March 26, 2015 at 4:21 pm

Summer Courses | Digging, Harvesting, Brewing Are on the Menu

Art Trese is Parks and Requisites

The Food Studies theme presents a mouthwatering menu of summer classes that will have students digging in the forest, brewing in the chem lab, and maybe even harvesting some wheat in the Ohio University garden.

Students who want to get their hands dirty may want to practice sustainable agriculture with Dr. Art Trese, but multiple Tier II courses provide a look at food from different perspectives.

See a complete list of Food Studies courses offered in Summer and Fall 2015.

Tier II Summer Food Studies Courses

  • BIOS 1030 Human Biology: For non-majors. Humans as biological organisms: our origins, ecology, and inheritance, and functioning of our body systems.
  • NUTR 1000 Introduction to Nutrition: Nutrients, their food sources and functions in the body; application to planning adequate diet through life cycle.
  • NUTR 1100 Introduction to Food Systems: Components of the food system and all processes that maintain our food supply, including growing, harvesting, processing, packaging, transporting, marketing, consuming, and disposing of food/food packages. Interaction of the food system with social, political, economic and natural environments. Sustainability of the food system.
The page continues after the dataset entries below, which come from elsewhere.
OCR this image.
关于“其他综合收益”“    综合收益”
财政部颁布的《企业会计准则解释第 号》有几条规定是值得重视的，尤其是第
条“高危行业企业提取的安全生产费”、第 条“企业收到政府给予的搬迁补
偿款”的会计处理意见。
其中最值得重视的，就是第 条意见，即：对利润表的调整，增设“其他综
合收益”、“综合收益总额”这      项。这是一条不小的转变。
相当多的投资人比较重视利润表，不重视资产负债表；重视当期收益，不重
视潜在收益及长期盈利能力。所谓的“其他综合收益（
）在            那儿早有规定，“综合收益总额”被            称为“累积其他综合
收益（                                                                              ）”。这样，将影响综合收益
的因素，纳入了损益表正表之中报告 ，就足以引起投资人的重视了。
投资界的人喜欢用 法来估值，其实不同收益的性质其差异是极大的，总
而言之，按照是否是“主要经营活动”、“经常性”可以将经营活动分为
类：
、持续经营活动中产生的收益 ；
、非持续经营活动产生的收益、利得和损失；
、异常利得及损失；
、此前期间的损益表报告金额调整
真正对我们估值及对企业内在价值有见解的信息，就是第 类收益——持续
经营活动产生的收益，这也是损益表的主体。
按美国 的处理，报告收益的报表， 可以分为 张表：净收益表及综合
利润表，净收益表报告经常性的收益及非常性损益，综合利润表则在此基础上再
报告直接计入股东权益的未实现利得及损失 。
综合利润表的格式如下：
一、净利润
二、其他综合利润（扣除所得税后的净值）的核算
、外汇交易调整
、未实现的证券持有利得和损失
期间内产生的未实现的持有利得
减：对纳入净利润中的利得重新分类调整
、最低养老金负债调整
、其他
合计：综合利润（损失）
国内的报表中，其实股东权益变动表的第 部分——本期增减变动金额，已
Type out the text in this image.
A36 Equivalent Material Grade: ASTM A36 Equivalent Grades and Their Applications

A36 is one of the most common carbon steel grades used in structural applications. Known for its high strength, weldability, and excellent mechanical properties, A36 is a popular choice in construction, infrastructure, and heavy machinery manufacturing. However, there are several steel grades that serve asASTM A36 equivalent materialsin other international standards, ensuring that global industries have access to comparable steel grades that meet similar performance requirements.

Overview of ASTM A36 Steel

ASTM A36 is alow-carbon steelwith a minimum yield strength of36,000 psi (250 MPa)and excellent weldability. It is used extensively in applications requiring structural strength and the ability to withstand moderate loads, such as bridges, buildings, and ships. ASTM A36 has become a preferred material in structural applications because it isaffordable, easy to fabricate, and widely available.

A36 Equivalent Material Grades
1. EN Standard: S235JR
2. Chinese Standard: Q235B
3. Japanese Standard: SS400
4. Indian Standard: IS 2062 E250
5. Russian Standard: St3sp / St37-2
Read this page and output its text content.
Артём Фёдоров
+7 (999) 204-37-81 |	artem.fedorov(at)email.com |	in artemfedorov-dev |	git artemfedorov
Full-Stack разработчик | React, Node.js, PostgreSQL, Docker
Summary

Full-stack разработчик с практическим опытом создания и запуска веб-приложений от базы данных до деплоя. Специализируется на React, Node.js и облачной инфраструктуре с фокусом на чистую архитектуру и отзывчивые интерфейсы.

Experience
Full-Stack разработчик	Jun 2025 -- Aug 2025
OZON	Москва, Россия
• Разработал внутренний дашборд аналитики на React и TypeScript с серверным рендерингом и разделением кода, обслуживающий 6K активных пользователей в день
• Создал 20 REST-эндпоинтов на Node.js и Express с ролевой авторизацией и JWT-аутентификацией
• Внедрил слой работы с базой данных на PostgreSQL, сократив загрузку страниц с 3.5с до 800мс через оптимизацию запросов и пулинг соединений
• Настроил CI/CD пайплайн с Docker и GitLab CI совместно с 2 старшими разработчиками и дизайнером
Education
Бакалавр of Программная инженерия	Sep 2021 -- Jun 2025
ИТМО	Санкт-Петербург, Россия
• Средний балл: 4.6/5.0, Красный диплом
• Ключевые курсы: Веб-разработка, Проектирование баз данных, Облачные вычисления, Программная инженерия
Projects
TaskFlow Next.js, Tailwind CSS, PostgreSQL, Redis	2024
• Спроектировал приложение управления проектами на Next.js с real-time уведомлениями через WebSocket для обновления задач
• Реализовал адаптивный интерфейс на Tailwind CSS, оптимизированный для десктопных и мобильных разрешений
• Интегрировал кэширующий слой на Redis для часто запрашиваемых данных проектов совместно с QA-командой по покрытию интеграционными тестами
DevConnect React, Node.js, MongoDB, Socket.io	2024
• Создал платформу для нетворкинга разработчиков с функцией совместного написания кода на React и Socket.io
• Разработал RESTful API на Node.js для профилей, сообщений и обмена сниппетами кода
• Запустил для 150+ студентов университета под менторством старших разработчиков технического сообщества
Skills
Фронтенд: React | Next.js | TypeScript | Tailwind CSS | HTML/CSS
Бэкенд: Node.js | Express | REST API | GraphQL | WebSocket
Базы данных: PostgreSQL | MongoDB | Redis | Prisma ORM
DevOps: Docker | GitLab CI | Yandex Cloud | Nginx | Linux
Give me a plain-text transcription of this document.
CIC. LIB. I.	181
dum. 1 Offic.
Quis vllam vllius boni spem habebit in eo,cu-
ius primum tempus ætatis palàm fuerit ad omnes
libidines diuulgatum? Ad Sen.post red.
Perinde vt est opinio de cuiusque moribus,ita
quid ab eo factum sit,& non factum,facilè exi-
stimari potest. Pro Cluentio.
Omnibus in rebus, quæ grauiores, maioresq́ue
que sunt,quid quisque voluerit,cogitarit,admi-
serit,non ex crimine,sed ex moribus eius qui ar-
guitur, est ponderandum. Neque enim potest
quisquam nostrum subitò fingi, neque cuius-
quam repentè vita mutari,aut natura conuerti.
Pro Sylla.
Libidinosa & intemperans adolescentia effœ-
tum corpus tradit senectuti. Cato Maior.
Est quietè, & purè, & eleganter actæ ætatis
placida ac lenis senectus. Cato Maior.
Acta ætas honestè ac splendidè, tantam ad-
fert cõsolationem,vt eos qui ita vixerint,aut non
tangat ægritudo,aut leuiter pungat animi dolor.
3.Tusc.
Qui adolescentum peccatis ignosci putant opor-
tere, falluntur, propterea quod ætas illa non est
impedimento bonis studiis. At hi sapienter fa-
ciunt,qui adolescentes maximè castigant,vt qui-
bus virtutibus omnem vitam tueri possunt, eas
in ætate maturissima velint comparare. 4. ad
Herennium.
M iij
Impact of the food system on nutritional well-being.
  • PBIO 1030 Plants & People: Interrelationships of plants and humans from both historical and modern points of view, origins of agriculture and civilization, tropical and temperate food plants, medicinal plants, drug plants, destruction of environment, and its ultimate effect on food plants.
  • PBIO 2060 Sustainable Agriculture: Investigation of global and local agriculture with an emphasis on small scale, highly diversified agriculture and local food a synthesis of human activities. Agriculture will be considered to include the production from plants of food, fiber, fuel, building materials, and medicines. Students will gain direct experience with agriculture by growing an organic garden, preparing compost and testing soils, harvesting crops, seed saving and visiting local farms.
  • PBIO 1000 Plants and the Global Environment: For non-science majors. Examines the importance of plants in providing global resources for humans and the impact of human activity on the sustainability of these resources. The course places a particular focus on the importance of climate and energy policy as they relate to our uses of plants and the impact that changing climate would be expected to have on plants.

CHEM 4501 The Principles of Brewing Science

This summer, the department of Chemistry and Biochemistry will once again offer its Tier III course, CHEM4501: Principles of Brewing Science. Through the practice of beer making, this course covers fundamental concepts in biochemistry, physiology, microbiology, and plant biology. In addition to the science, the course also explores historical perspectives, business aspects, and health impacts associated with beer making and consumption.

CHEM4501 is offered as a hybrid lecture/lab format. It is instructed by Dr. Mick Held (Biochemistry) and is augmented with several expert guest lecturers. This year’s guests include Dr. Art Trese (Environmental & Plant Biology), Dr. Darlene Berryman (Ohio University Diabetes Institute Director), Dr. Ruth Palmer (Classics & World Religions), Art Oestrike (Jackie O’s Owner), and Brad Clark (Jackie O’s Head Brewer).

ANTH 4911 Field School in Ohio Archaeology

In the warm summer mornings, students can discover the prehistoric past of the Hocking Valley with Dr. Paul Patton, Assistant Professor of Anthropology. Field school is 8 credit hours over both summer sessions. Students will spend time excavating a nearby Native American habitation site ca. 5000 years ago. They will learn anthropology fieldwork methods, analyze artifacts, and explore diet and domestic life.